- Born: 1957 (age 68–69) Austria

Academic background
- Education: University of Graz (PhD)

Academic work
- Discipline: Literary theorist
- Sub-discipline: Narratology
- Institutions: University of Vienna; University of Freiburg;

= Monika Fludernik =

Monika Fludernik (born 1957), a native Austrian, is professor of English literature and culture at the University of Freiburg, Germany.

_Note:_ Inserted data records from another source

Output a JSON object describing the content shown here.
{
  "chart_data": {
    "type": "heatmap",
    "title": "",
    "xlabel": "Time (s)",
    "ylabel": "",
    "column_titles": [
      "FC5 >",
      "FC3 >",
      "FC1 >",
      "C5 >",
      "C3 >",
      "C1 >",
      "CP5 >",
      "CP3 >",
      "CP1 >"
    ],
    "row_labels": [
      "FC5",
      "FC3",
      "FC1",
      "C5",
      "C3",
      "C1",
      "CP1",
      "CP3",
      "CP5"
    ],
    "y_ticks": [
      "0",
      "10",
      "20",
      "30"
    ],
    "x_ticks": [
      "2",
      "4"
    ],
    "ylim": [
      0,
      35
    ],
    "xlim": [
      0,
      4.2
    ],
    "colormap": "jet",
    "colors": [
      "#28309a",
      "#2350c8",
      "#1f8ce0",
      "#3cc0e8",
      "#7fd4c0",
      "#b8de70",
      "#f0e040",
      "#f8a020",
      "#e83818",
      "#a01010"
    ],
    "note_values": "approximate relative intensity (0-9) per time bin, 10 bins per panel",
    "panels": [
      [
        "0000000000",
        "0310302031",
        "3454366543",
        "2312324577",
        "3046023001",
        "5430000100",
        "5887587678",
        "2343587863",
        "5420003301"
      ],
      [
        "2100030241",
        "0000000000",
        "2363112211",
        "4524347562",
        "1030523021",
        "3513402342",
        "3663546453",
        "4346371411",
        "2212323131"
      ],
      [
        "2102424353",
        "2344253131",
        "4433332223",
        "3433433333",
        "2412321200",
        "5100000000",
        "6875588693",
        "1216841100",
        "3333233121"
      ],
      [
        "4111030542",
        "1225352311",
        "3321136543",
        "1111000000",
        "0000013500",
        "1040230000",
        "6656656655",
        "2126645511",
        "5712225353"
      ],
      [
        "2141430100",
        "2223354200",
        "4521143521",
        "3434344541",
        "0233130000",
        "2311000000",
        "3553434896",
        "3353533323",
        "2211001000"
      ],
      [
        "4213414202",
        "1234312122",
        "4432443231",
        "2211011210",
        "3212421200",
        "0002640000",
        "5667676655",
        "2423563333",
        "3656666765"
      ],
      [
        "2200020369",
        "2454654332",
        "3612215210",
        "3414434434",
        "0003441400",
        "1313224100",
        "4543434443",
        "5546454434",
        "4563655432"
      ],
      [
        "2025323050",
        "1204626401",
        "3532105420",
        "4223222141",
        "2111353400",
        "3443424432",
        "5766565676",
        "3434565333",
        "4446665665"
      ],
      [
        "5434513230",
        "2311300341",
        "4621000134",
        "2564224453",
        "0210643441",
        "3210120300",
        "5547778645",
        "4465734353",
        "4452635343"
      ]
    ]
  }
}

Fludernik earned her doctorate at the University of Graz, Austria, where she studied with professor Franz Karl Stanzel. In 1984, she took up an associate professorship at the University of Vienna, and since 1994 she has been a full professor at the University of Freiburg. Fludernik has held several temporary fellowships, at the Universities of Oxford, and Harvard, among other places, and she is a corresponding member of the Austrian Academy of Sciences. Since 2008 she is also a member of Academia Europaea.

Fludernik is renowned for her contribution to several fields of literary theory, particularly that of narratology, but also to postcolonial literary criticism, eighteenth-century aesthetics, and law and literature studies. She has also published on metaphor and, more recently, on otium (leisure) as part of the collaborative research centre on otium funded by the German Research Foundation.

In 2023, she was elected to the American Philosophical Society.

==Works==

Besides being sole author of six books (see below), Fludernik has published more than 100 scientific articles and has edited and co-edited several volumes of books/special issues of scientific journals.

===Books===

- Fludernik, Monika (2019). "Metaphors of confinement: the prison in fact, fiction, and fantasy"
- Fludernik, Monika (2009). "An introduction to narratology"
- Fludernik, Monika (2006). "Einführung in die Erzähltheorie"
- Fludernik, Monika (2000). "Echoes and mirrorings: Gabriel Josipovici's creative œuvre"
- Fludernik, Monika (2002). "Towards a 'natural' narratology"
- Fludernik, Monika (1993). "The fictions of language and the languages of fiction: the linguistic representation of speech and consciousness"

===Edited books===

- Ed., together with Marie-Laure Ryan. Narrative Factuality: A Handbook. Revisionen. Berlin: de Gruyter, 2019.
- Ed., together with Jan Alber. Postclassical Narratology: Approaches and Analyses. Columbus, OH: Ohio State Univ. Press, 2016. Paperpack edition.
- Ed., together with Miriam Nandi. Idleness, Indolence and Leisure in British Literature. Basingstoke: Palgrave, 2014.
- Ed. Beyond Cognitive Metaphor Theory: Perspectives on Literary Metaphor. Routledge Studies in Rhetoric and Stylistics, 3. London: Routledge, 2011.
- Ed., together with Greta Olson. In the Grip of the Law: Prisons, Trials and the Space Between. Frankfurt/New York: Lang, 2004.
- Ed. Diaspora and Multiculturalism: Common Traditions and New Developments. Readings in the Post/Colonial Literatures in English, 66. Amsterdam: Rodopi, 2003.
- Ed. Hybridity and Postcolonialism: Twentieth-Century Indian Literature. Tübingen: Stauffenburg, 1998.